En 2025, le nombre de bagages mal acheminés a bondi de 25% par rapport à l'année précédente, selon un rapport de SITA, spécialiste des technologies de transport aérien. Cette augmentation, qui porte à 7,6 millions le nombre de sacs perdus, retardés ou endommagés, a poussé les aéroports et les compagnies à accélérer le déploiement de solutions de traçage et de gestion.
Des causes multiples et une pression croissante
Plusieurs facteurs expliquent cette recrudescence. La reprise du trafic post-Covid, avec un nombre record de 5,2 milliards de passagers en 2025, a mis les systèmes sous tension. Les correspondances serrées, les changements d'avion à la dernière minute et les erreurs humaines lors de l'enregistrement ou du chargement sont pointés du doigt. Selon un responsable de l'Association internationale du transport aérien (IATA), « la complexité des opérations aériennes modernes rend la gestion des bagages de plus en plus difficile ».
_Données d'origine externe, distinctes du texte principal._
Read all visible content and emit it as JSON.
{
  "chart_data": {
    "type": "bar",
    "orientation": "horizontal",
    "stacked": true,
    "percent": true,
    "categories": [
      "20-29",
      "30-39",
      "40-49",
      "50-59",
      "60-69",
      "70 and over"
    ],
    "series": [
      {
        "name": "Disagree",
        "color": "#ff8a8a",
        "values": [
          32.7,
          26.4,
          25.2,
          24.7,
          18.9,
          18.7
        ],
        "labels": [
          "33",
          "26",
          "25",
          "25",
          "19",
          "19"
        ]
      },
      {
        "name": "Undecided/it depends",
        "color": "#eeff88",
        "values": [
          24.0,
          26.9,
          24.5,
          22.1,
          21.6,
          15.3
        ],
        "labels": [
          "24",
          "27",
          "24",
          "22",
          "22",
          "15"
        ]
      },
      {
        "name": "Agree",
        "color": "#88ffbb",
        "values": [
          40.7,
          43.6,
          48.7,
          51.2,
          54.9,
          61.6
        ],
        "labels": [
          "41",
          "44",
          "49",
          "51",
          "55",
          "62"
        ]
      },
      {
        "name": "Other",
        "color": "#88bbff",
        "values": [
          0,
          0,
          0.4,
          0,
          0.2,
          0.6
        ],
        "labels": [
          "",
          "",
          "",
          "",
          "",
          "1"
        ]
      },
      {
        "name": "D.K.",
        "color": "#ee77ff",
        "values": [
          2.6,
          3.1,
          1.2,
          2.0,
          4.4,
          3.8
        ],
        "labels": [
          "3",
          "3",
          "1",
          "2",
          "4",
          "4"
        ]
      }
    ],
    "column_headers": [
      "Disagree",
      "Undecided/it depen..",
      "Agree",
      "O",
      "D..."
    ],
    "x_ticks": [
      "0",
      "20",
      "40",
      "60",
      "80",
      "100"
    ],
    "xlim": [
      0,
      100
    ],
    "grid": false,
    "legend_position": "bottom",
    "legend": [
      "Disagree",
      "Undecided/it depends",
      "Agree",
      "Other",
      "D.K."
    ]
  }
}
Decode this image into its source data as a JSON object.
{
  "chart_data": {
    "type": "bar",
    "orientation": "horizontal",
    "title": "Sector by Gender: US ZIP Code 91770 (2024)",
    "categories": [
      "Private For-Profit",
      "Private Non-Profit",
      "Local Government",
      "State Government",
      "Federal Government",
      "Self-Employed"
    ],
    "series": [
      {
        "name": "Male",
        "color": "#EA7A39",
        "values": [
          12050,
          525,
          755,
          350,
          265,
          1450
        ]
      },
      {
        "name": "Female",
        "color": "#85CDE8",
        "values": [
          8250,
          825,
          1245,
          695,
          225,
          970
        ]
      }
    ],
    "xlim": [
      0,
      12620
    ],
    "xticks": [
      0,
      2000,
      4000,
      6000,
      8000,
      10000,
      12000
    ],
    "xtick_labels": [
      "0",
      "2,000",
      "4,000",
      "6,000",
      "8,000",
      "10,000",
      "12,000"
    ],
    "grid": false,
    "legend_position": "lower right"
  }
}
Les conséquences pour les voyageurs sont lourdes : retards, frais de remplacement, stress. En moyenne, un bagage perdu met 48 heures à être retrouvé, mais certains cas s'étendent sur plusieurs jours. Les compagnies aériennes ont versé plus de 3,5 milliards d'euros de compensations en 2025, un chiffre en hausse de 15%.
Des technologies de traçage en première ligne
Pour endiguer le phénomène, les aéroports investissent massivement dans des technologies de suivi. Le système RFID (identification par radiofréquence) se généralise : il permet de localiser un bagage à chaque étape du parcours, de l'enregistrement à la livraison. L'aéroport de Paris-Charles-de-Gaulle a ainsi équipé 90% de ses tapis de tri de capteurs RFID, réduisant de 30% les erreurs de routage en un an.
Les compagnies, de leur côté, déploient des applications mobiles de suivi en temps réel. « Le passager peut savoir où se trouve son sac à tout moment, ce qui réduit l'anxiété et facilite les réclamations », explique un porte-parole d'Air France. Des algorithmes d'intelligence artificielle sont également utilisés pour anticiper les congestions et optimiser les flux.
Des procédures renforcées et une meilleure coordination
Au-delà de la technologie, les procédures sont revues. Les compagnies aériennes imposent désormais des délais minimaux de correspondance plus longs dans les grands hubs. Les bagages enregistrés sont systématiquement scannés à chaque étape, et les équipes au sol reçoivent des formations renforcées. Une charte de qualité signée par 40 compagnies en 2026 fixe des objectifs de réduction des incidents de 20% d'ici 2028.
Les aéroports, quant à eux, améliorent la coordination avec les services douaniers et de sécurité. « La clé est une meilleure communication entre tous les acteurs », souligne un expert de SITA. Des centres de contrôle des bagages, centralisant les données en temps réel, ont été créés dans les plates-formes de Roissy, Amsterdam-Schiphol et Londres-Heathrow.
Un enjeu économique et de réputation
La bataille contre les bagages perdus est aussi un enjeu économique. Le coût total pour le secteur est estimé à 2,8 milliards d'euros en 2025, incluant les indemnisations, la logistique de recherche et le personnel dédié. Pour les compagnies, la satisfaction client est cruciale : une mauvaise expérience peut entraîner une perte de clientèle. « Nous investissons dans la fiabilité car elle est directement liée à notre image de marque », confie un responsable de Lufthansa.
Les voyageurs, de leur côté, peuvent adopter des gestes simples : étiqueter leurs bagages, retirer les anciennes étiquettes, prendre une photo du contenu. Les experts recommandent aussi l'utilisation de traceurs Bluetooth, même si leur efficacité dépend de la proximité des smartphones.
Des perspectives encourageantes
Les premiers résultats des mesures mises en place sont encourageants. Au premier semestre 2026, le taux de bagages mal acheminés a baissé de 8% par rapport à la même période en 2025. Si la tendance se confirme, l'objectif de réduction de 50% d'ici 2030, fixé par l'IATA, pourrait être atteint. « La technologie et la coopération sont nos meilleures armes », conclut le rapport de SITA.